Cirque cosmique
Léna Martinelli
Les Trois Coups
Quelles sont les limites de l’acrobate ? Pour le premier spectacle jeune public de la cie Barks, Bastien Dausse invente un dispositif créé de toutes pièces pour défier la gravité. Une épopée solitaire originale et éclairante. Carrément planante !
La lune ne cesse pas de nous faire rêver. Et pas seulement les nations ou les scientifiques. Les artistes s’y intéressent aussi de près. Pas plus tard que le 23 février, 125 sculptures de Jeff Koons l’ont atteinte à bord de la fusée Falcon 9, dans le cadre du projet Moon Phases. Cela ferait de cet artiste « le premier à exposer une œuvre d’art sur la Lune, avec autorisation ». Car sa déclaration peut être contredite par le belge Paul van Hoeydonck, qui y expose déjà une de ses œuvres depuis 1971, avec l’accord du gouvernement américain et de la NASA. Déposée sur le sol lunaire lors de la mission Apollo 15, sa sculpture Fallen Astronaut est un hommage aux morts pour la conquête spatiale.
À des années-lumière de telles visées, Bastien Dausse est obsédé par une autre préoccupation : suspendre le temps. Sa rencontre avec Yoann Bourgeois a été déterminante. Lui qui a travaillé, comme voltigeur, à aller toujours plus haut, à rester plus longtemps en l’air, se concentre désormais sur des recherches plus terre à terre et néanmoins poétiques, sur le déséquilibre. Vaste programme à la croisée de l’art et de la science. Passionné d’acrobatie et de cascade, d’inventions et de constructions, d’absurde et d‘illusions, cet artiste associé à Circusnext – Ferme Montsouris a trouvé dans le cirque un bel espace de jeu et de liberté. Il est littéralement touché par la grâce, comme l’attestent ces images sur sa démarche.
La nuit des temps
Circassien et designer, Bastien Dausse invente des structures adaptées à ses besoins, des agrès atypiques. Défiant plus que jamais les lois de la gravité, il aime aussi créer des effets spectaculaires à échelle humaine. Pour son troisième opus, entre voyage initiatique et conte acrobatique, la scénographie reproduit une capsule spatiale. Véritable boîte à malices, le décor comprend de nombreuses trappes ou éléments éjectables. Inspiré par le cinéma, Bastien Dausse travaille un peu à la manière de Georges Méliès.

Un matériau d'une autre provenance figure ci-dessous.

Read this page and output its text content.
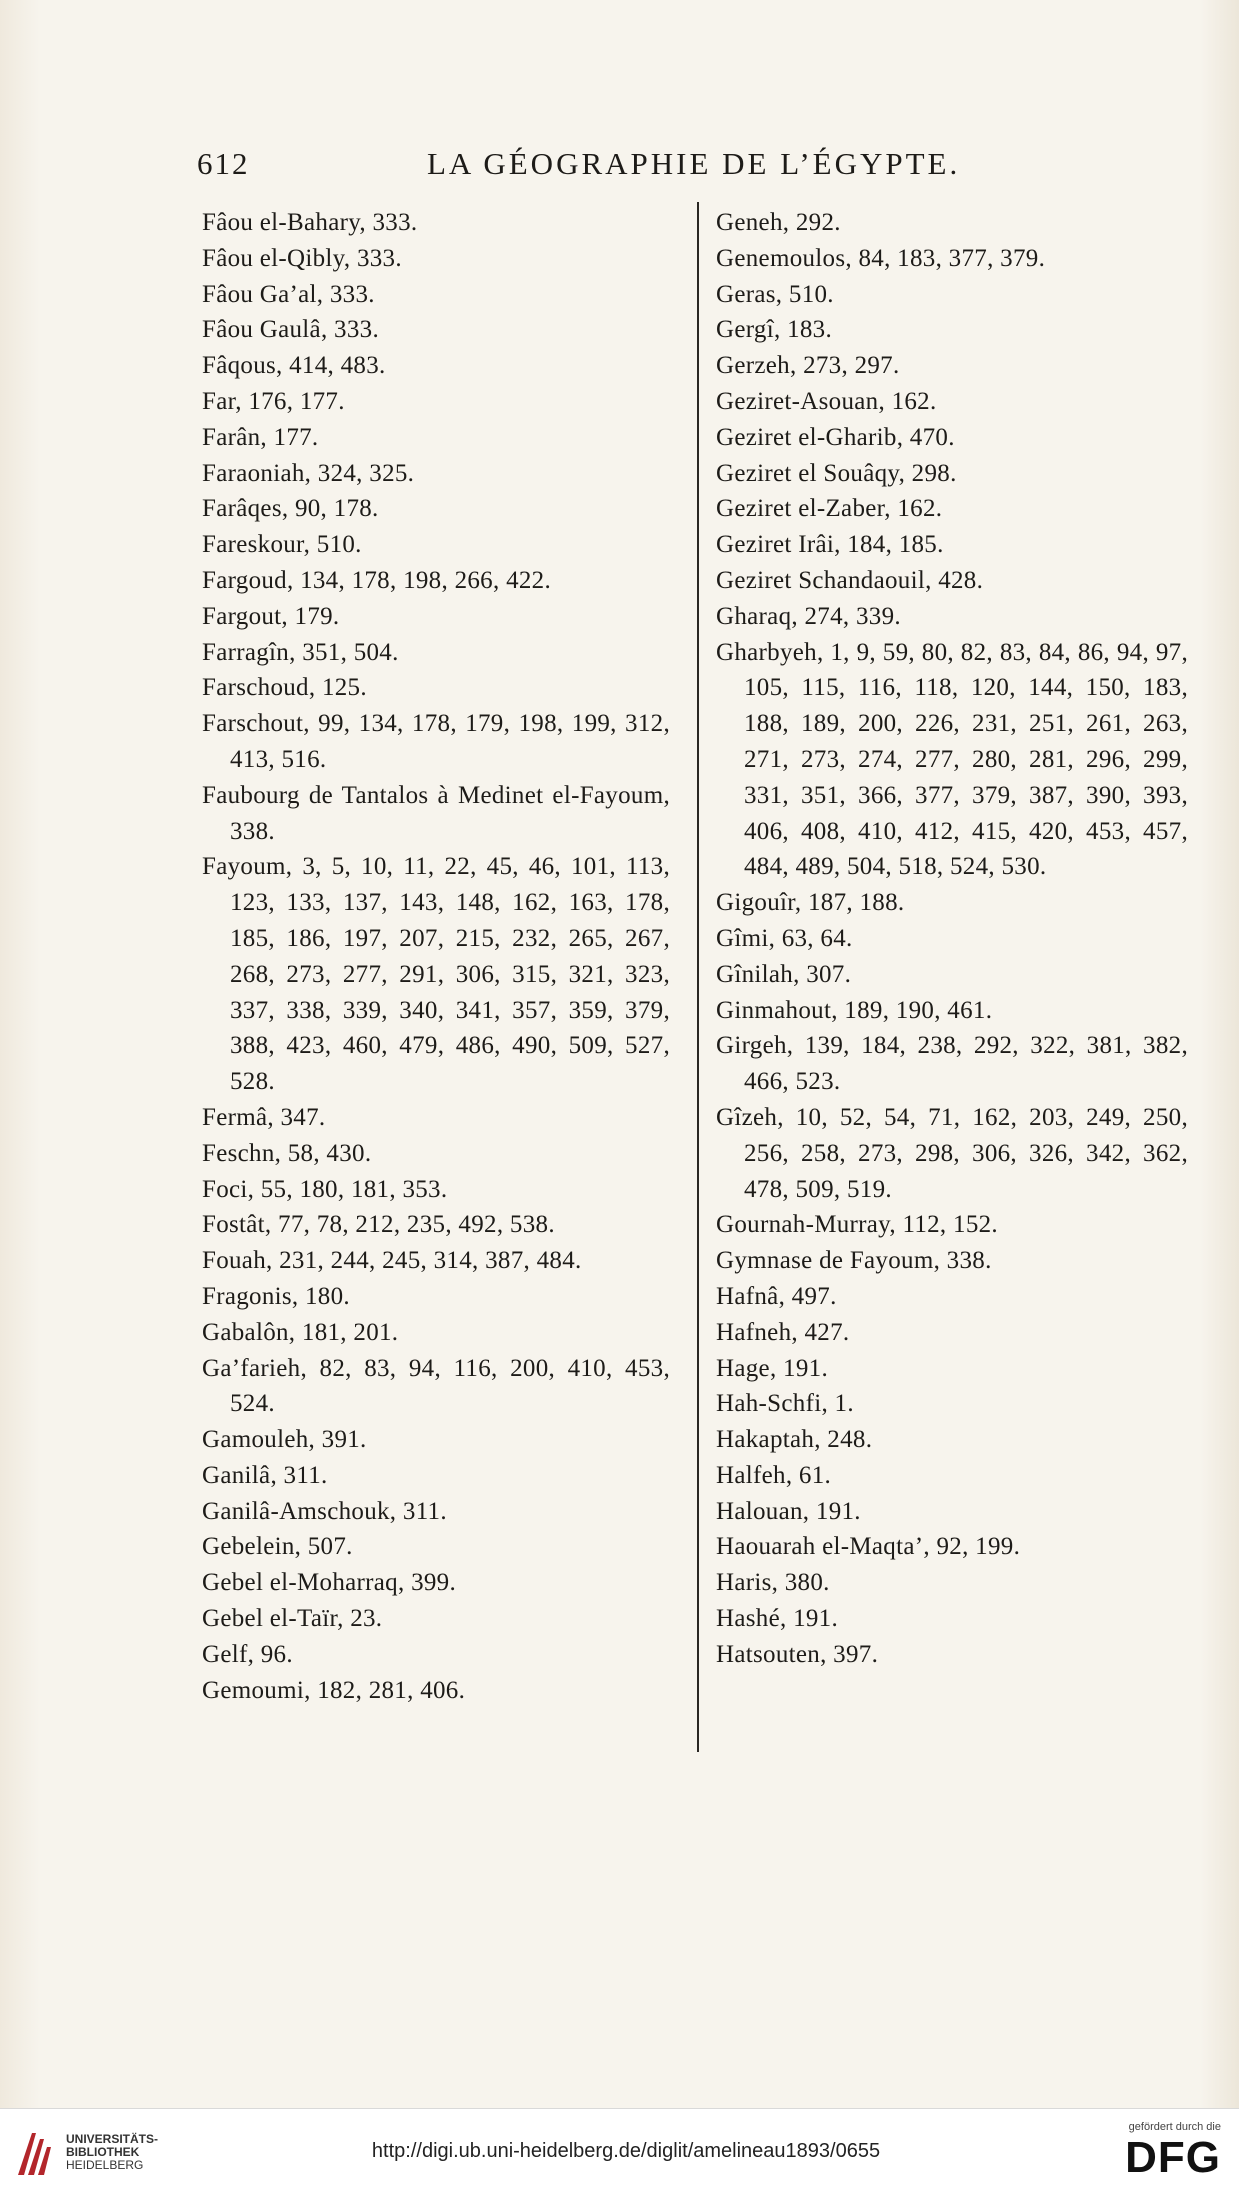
612	LA GÉOGRAPHIE DE L’ÉGYPTE.
Fâou el-Bahary, 333.
Fâou el-Qibly, 333.
Fâou Ga’al, 333.
Fâou Gaulâ, 333.
Fâqous, 414, 483.
Far, 176, 177.
Farân, 177.
Faraoniah, 324, 325.
Farâqes, 90, 178.
Fareskour, 510.
Fargoud, 134, 178, 198, 266, 422.
Fargout, 179.
Farragîn, 351, 504.
Farschoud, 125.
Farschout, 99, 134, 178, 179, 198, 199, 312, 413, 516.
Faubourg de Tantalos à Medinet el-Fayoum, 338.
Fayoum, 3, 5, 10, 11, 22, 45, 46, 101, 113, 123, 133, 137, 143, 148, 162, 163, 178, 185, 186, 197, 207, 215, 232, 265, 267, 268, 273, 277, 291, 306, 315, 321, 323, 337, 338, 339, 340, 341, 357, 359, 379, 388, 423, 460, 479, 486, 490, 509, 527, 528.
Fermâ, 347.
Feschn, 58, 430.
Foci, 55, 180, 181, 353.
Fostât, 77, 78, 212, 235, 492, 538.
Fouah, 231, 244, 245, 314, 387, 484.
Fragonis, 180.
Gabalôn, 181, 201.
Ga’farieh, 82, 83, 94, 116, 200, 410, 453, 524.
Gamouleh, 391.
Ganilâ, 311.
Ganilâ-Amschouk, 311.
Gebelein, 507.
Gebel el-Moharraq, 399.
Gebel el-Taïr, 23.
Gelf, 96.
Gemoumi, 182, 281, 406.
Geneh, 292.
Genemoulos, 84, 183, 377, 379.
Geras, 510.
Gergî, 183.
Gerzeh, 273, 297.
Geziret-Asouan, 162.
Geziret el-Gharib, 470.
Geziret el Souâqy, 298.
Geziret el-Zaber, 162.
Geziret Irâi, 184, 185.
Geziret Schandaouil, 428.
Gharaq, 274, 339.
Gharbyeh, 1, 9, 59, 80, 82, 83, 84, 86, 94, 97, 105, 115, 116, 118, 120, 144, 150, 183, 188, 189, 200, 226, 231, 251, 261, 263, 271, 273, 274, 277, 280, 281, 296, 299, 331, 351, 366, 377, 379, 387, 390, 393, 406, 408, 410, 412, 415, 420, 453, 457, 484, 489, 504, 518, 524, 530.
Gigouîr, 187, 188.
Gîmi, 63, 64.
Gînilah, 307.
Ginmahout, 189, 190, 461.
Girgeh, 139, 184, 238, 292, 322, 381, 382, 466, 523.
Gîzeh, 10, 52, 54, 71, 162, 203, 249, 250, 256, 258, 273, 298, 306, 326, 342, 362, 478, 509, 519.
Gournah-Murray, 112, 152.
Gymnase de Fayoum, 338.
Hafnâ, 497.
Hafneh, 427.
Hage, 191.
Hah-Schfi, 1.
Hakaptah, 248.
Halfeh, 61.
Halouan, 191.
Haouarah el-Maqta’, 92, 199.
Haris, 380.
Hashé, 191.
Hatsouten, 397.
UNIVERSITÄTS-
BIBLIOTHEK
HEIDELBERG
http://digi.ub.uni-heidelberg.de/diglit/amelineau1893/0655
gefördert durch die
DFG
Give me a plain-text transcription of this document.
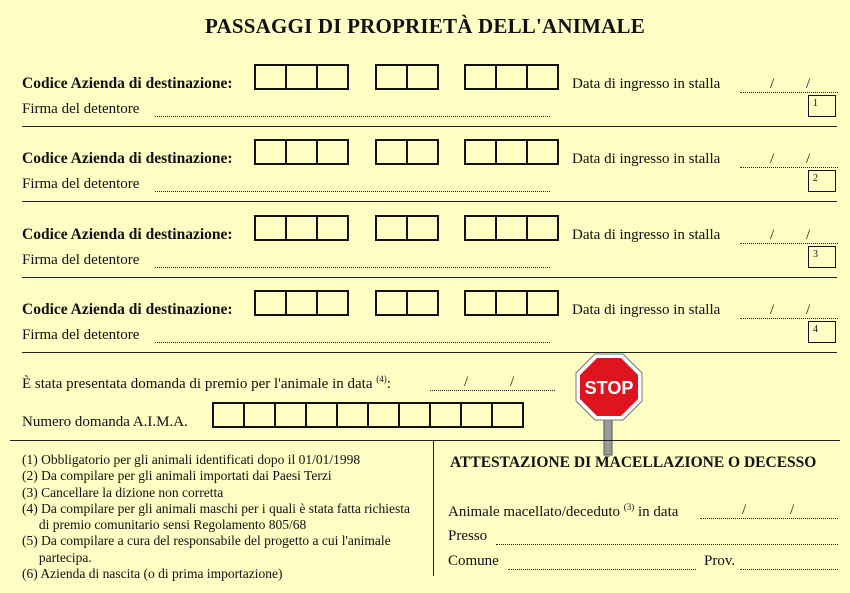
PASSAGGI DI PROPRIETÀ DELL'ANIMALE
Codice Azienda di destinazione:	Data di ingresso in stalla	/ /
Firma del detentore	1
Codice Azienda di destinazione:	Data di ingresso in stalla	/ /
Firma del detentore	2
Codice Azienda di destinazione:	Data di ingresso in stalla	/ /
Firma del detentore	3
Codice Azienda di destinazione:	Data di ingresso in stalla	/ /
Firma del detentore	4
È stata presentata domanda di premio per l'animale in data $^{(4)}$:	/	/
Numero domanda A.I.M.A.
STOP
(1) Obbligatorio per gli animali identificati dopo il 01/01/1998
(2) Da compilare per gli animali importati dai Paesi Terzi
(3) Cancellare la dizione non corretta
(4) Da compilare per gli animali maschi per i quali è stata fatta richiesta
di premio comunitario sensi Regolamento 805/68
(5) Da compilare a cura del responsabile del progetto a cui l'animale
partecipa.
(6) Azienda di nascita (o di prima importazione)
ATTESTAZIONE DI MACELLAZIONE O DECESSO
Animale macellato/deceduto $^{(3)}$ in data	/	/
Presso
Comune	Prov.
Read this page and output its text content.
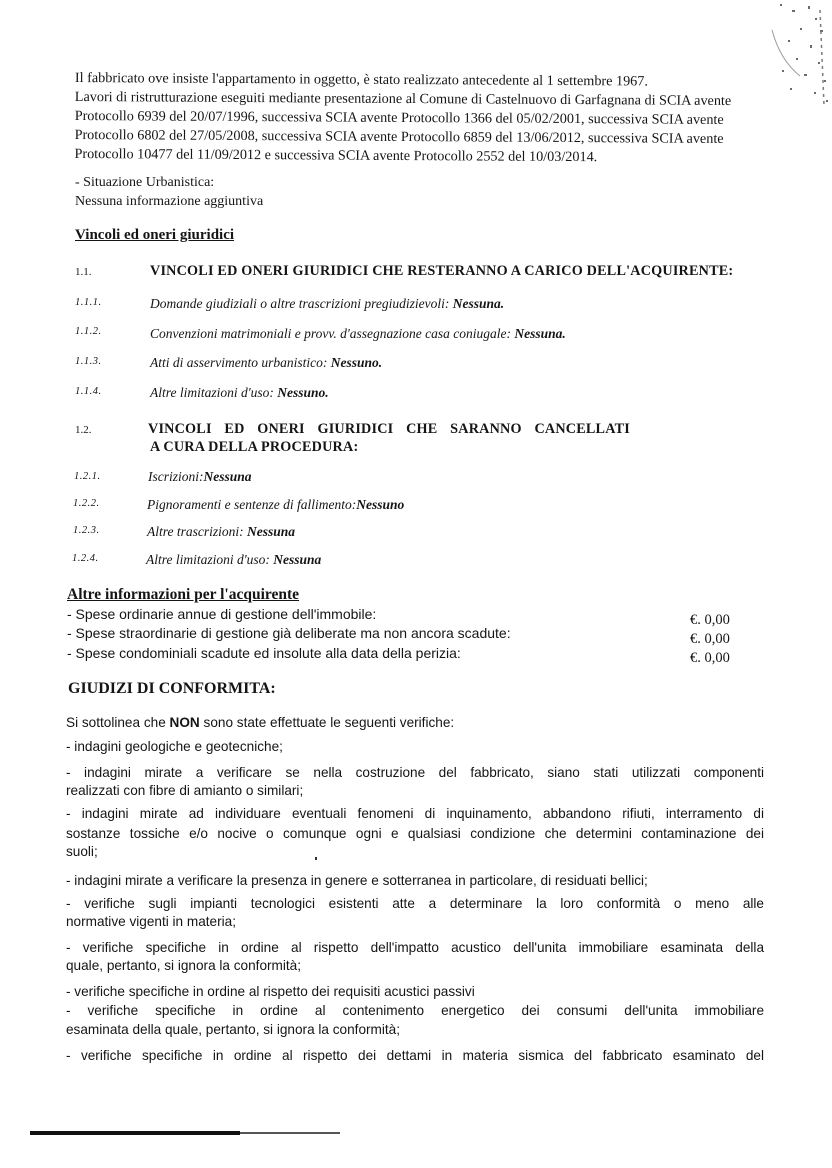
Il fabbricato ove insiste l'appartamento in oggetto, è stato realizzato antecedente al 1 settembre 1967.
Lavori di ristrutturazione eseguiti mediante presentazione al Comune di Castelnuovo di Garfagnana di SCIA avente
Protocollo 6939 del 20/07/1996, successiva SCIA avente Protocollo 1366 del 05/02/2001, successiva SCIA avente
Protocollo 6802 del 27/05/2008, successiva SCIA avente Protocollo 6859 del 13/06/2012, successiva SCIA avente
Protocollo 10477 del 11/09/2012 e successiva SCIA avente Protocollo 2552 del 10/03/2014.
- Situazione Urbanistica:
Nessuna informazione aggiuntiva
Vincoli ed oneri giuridici
1.1.	VINCOLI ED ONERI GIURIDICI CHE RESTERANNO A CARICO DELL'ACQUIRENTE:
1.1.1.	Domande giudiziali o altre trascrizioni pregiudizievoli: Nessuna.
1.1.2.	Convenzioni matrimoniali e provv. d'assegnazione casa coniugale: Nessuna.
1.1.3.	Atti di asservimento urbanistico: Nessuno.
1.1.4.	Altre limitazioni d'uso: Nessuno.
1.2.	VINCOLI ED ONERI GIURIDICI CHE SARANNO CANCELLATI
A CURA DELLA PROCEDURA:
1.2.1.	Iscrizioni:Nessuna
1.2.2.	Pignoramenti e sentenze di fallimento:Nessuno
1.2.3.	Altre trascrizioni: Nessuna
1.2.4.	Altre limitazioni d'uso: Nessuna
Altre informazioni per l'acquirente
- Spese ordinarie annue di gestione dell'immobile:	€. 0,00
- Spese straordinarie di gestione già deliberate ma non ancora scadute:	€. 0,00
- Spese condominiali scadute ed insolute alla data della perizia:	€. 0,00
GIUDIZI DI CONFORMITA:
Si sottolinea che NON sono state effettuate le seguenti verifiche:
- indagini geologiche e geotecniche;
- indagini mirate a verificare se nella costruzione del fabbricato, siano stati utilizzati componenti
realizzati con fibre di amianto o similari;
- indagini mirate ad individuare eventuali fenomeni di inquinamento, abbandono rifiuti, interramento di
sostanze tossiche e/o nocive o comunque ogni e qualsiasi condizione che determini contaminazione dei
suoli;
- indagini mirate a verificare la presenza in genere e sotterranea in particolare, di residuati bellici;
- verifiche sugli impianti tecnologici esistenti atte a determinare la loro conformità o meno alle
normative vigenti in materia;
- verifiche specifiche in ordine al rispetto dell'impatto acustico dell'unita immobiliare esaminata della
quale, pertanto, si ignora la conformità;
- verifiche specifiche in ordine al rispetto dei requisiti acustici passivi
- verifiche specifiche in ordine al contenimento energetico dei consumi dell'unita immobiliare
esaminata della quale, pertanto, si ignora la conformità;
- verifiche specifiche in ordine al rispetto dei dettami in materia sismica del fabbricato esaminato del
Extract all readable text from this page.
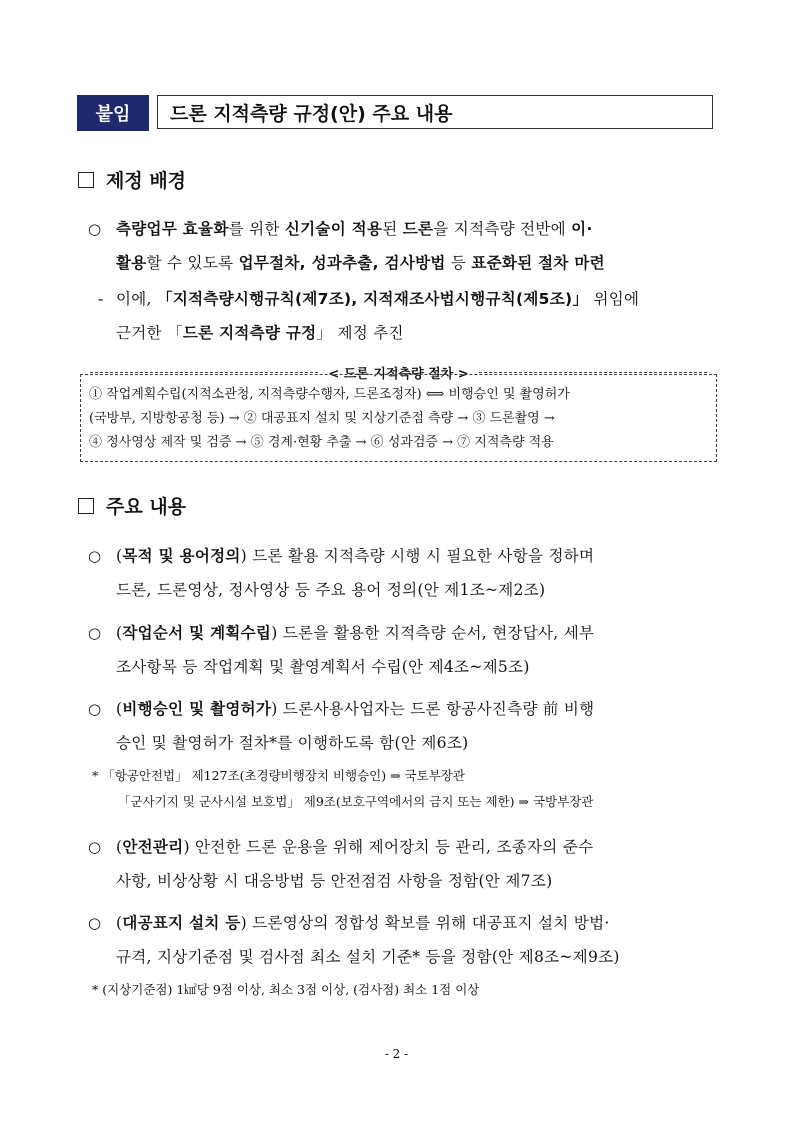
붙임	드론 지적측량 규정(안) 주요 내용
제정 배경
○ 측량업무 효율화를 위한 신기술이 적용된 드론을 지적측량 전반에 이·
활용할 수 있도록 업무절차, 성과추출, 검사방법 등 표준화된 절차 마련
- 이에, 「지적측량시행규칙(제7조), 지적재조사법시행규칙(제5조)」 위임에
근거한 「드론 지적측량 규정」 제정 추진
< 드론 지적측량 절차 >
① 작업계획수립(지적소관청, 지적측량수행자, 드론조정자) ⟺ 비행승인 및 촬영허가
(국방부, 지방항공청 등) → ② 대공표지 설치 및 지상기준점 측량 → ③ 드론촬영 →
④ 정사영상 제작 및 검증 → ⑤ 경계·현황 추출 → ⑥ 성과검증 → ⑦ 지적측량 적용
주요 내용
○ (목적 및 용어정의) 드론 활용 지적측량 시행 시 필요한 사항을 정하며
드론, 드론영상, 정사영상 등 주요 용어 정의(안 제1조~제2조)
○ (작업순서 및 계획수립) 드론을 활용한 지적측량 순서, 현장답사, 세부
조사항목 등 작업계획 및 촬영계획서 수립(안 제4조~제5조)
○ (비행승인 및 촬영허가) 드론사용사업자는 드론 항공사진측량 前 비행
승인 및 촬영허가 절차*를 이행하도록 함(안 제6조)
* 「항공안전법」 제127조(초경량비행장치 비행승인) ⇒ 국토부장관
「군사기지 및 군사시설 보호법」 제9조(보호구역에서의 금지 또는 제한) ⇒ 국방부장관
○ (안전관리) 안전한 드론 운용을 위해 제어장치 등 관리, 조종자의 준수
사항, 비상상황 시 대응방법 등 안전점검 사항을 정함(안 제7조)
○ (대공표지 설치 등) 드론영상의 정합성 확보를 위해 대공표지 설치 방법·
규격, 지상기준점 및 검사점 최소 설치 기준* 등을 정함(안 제8조~제9조)
* (지상기준점) 1㎢당 9점 이상, 최소 3점 이상, (검사점) 최소 1점 이상
- 2 -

Le spectacle s’ouvre sur des images projetées sur un écran, derrière lequel on perçoit le dispositif et l’acrobate en chair et en os. On est d’abord fascinée par l’image de cette astronaute dans sa station, se déplaçant sans le moindre effort. Et on est bluffée quand on apprend que ce n’est pas une vidéo, mais bien la retransmission, légèrement décalée de la performance. Éclairant pour aborder les lois de la physique !
Éclipse
Cette référence à Odyssée 2001 de l’espace ouvre en grand le spectacle. Toutefois, on est pressée de découvrir l’interprète aux prises avec les éléments. On va être encore surprise (et amusée) par ses ruses afin de ne pas finir essorée ! Ballottée, comme dans un tambour de machine à laver, elle nous épate : son corps est mis à rude épreuve de la chute. Tête en bas, pieds en l’air, elle démontre avec humour la capacité humaine à s’adapter, qu’elle soit coincée dans l’espace infime de sa cabine ou perdue dans le cosmos. Belle réflexion sur la résilience et la liberté.
Oui, cette fille-là tutoie les étoiles ! À travers le hublot, les constellations… On nous mène aux confins du rêve, jusqu’aux échappées hors de l’habitacle, un monde infini où contrer la solitude. De quoi donner des ailes, en particulier à toutes les filles qui voient s’ouvrir enfin à elles de nouveaux horizons.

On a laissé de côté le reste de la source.